Tagovailoa’s second year, in some ways, was worse than his first. The team was good—they finished 9–8—but everything else was a disaster. The owner, the New York real-estate tycoon Stephen Ross, and the head coach, Brian Flores, loathed each other. As soon as the season ended, Ross fired Flores, whereupon Flores sued the Dolphins and the N.F.L. for what he claimed was league-wide discrimination against Black coaches. He also said that Ross had offered him a hundred thousand dollars for every game the Dolphins lost, so that the team could secure a higher place in the following year’s college draft. (The N.F.L. investigated Flores’s claim and found that this did not happen. The N.F.L. and Flores are still contesting the discrimination lawsuit.)
For Tagovailoa, the season was even more dreadful. His play was average. He missed four games because of injury. Both Ross and Flores, who hardly agreed on anything, appeared to be done with him. Flores spent much of the season trying to persuade Deshaun Watson, of the Houston Texans, to join the team to replace Tagovailoa, despite a long list of women who had accused Watson of sexual assault. (Watson has settled with twenty-three of his accusers; two lawsuits remain unresolved. Watson denies the allegations against him.) Meanwhile, Ross was secretly trying to woo the peerless but creaky Tom Brady, of the Tampa Bay Buccaneers. (Attempting this in the middle of the season was so unusual, and such a flagrant violation of the rules, that Ross earned a rare rebuke from league officials, who stripped the team of several draft picks.) All through this series of humiliations, Tagovailoa carried on, winning most of the games he started and never once uttering a public complaint. Privately, though, he found his self-confidence ruined. Speaking recently to Aditi Kinkhabwala of CBS Sports, Tagovailoa said he would stand in the mirror and ask, “Do I suck?”

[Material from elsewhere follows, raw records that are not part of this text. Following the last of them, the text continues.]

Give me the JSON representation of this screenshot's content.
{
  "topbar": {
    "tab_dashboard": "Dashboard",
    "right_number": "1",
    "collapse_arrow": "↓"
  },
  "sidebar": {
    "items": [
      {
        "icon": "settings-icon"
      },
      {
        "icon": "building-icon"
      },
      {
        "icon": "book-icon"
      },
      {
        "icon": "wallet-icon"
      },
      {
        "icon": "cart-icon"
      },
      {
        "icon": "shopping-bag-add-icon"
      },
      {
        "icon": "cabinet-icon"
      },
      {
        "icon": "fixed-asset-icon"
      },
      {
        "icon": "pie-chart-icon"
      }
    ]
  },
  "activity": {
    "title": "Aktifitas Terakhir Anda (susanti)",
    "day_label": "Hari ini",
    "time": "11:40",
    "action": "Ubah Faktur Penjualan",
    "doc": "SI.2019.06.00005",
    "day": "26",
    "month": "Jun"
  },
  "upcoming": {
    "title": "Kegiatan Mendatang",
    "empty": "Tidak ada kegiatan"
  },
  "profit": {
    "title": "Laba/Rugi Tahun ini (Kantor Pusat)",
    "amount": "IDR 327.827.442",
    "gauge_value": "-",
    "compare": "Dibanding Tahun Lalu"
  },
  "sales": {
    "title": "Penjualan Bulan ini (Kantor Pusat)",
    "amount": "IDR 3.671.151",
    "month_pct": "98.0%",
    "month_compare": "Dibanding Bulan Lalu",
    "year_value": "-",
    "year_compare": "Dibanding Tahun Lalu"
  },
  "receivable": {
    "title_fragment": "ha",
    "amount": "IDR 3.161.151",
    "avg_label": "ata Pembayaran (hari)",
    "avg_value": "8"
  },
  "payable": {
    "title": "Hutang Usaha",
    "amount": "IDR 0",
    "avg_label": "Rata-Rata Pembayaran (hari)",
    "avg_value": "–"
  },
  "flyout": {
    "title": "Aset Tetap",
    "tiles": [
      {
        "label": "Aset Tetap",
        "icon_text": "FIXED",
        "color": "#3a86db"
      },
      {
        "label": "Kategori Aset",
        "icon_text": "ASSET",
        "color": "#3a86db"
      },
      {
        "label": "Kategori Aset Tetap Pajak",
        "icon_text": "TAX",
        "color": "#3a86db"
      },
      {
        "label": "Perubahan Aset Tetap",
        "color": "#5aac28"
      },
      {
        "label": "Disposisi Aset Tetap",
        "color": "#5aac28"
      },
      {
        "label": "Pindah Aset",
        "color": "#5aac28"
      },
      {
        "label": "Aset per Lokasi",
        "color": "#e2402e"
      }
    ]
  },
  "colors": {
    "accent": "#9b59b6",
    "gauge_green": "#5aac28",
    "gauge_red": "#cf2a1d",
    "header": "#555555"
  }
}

By the end of the season, Tagovailoa’s N.F.L. career seemed, if not over, drastically diminished. The verdict among N.F.L. analysts was nearly unanimous. “Stephen Ross has probably seen enough,” Adam Beasley wrote for the Pro Football Network earlier this year. “Tua Tagovailoa isn’t going to lead the Miami Dolphins to a Super Bowl championship, and Ross must know it.”
Then Ross hired a new coach, Mike McDaniel. A former assistant coach for the San Francisco 49ers, McDaniel does not resemble other N.F.L. head coaches, who tend to speak in banalities and sleep-inducing sentence fragments. A graduate of Yale, raised by a single mother, he is animated and funny, as well as baby-faced, bespectacled, short, and wiry, particularly compared with the large men he directs.
Upon taking the job, McDaniel announced that Tagovailoa would be his starting quarterback, and that he felt just fine about it. The first thing McDaniel did was make a film of Tagovailoa’s best moments, some seven hundred of them, and present the highlight reel to the quarterback. McDaniel, alongside the team’s general manager, Chris Grier, then traded for or drafted a number of players to help make sure that Tagovailoa would succeed. Principal among them was the wide receiver Tyreek Hill, probably the fastest man in football. (Hill has a cheetah tattooed on his right hand.) When I spoke to McDaniel, he told me he figured that Tagovailoa had lost his self-confidence. “He just needed someone who believed in him,” McDaniel said. “He’s a totally different person now.”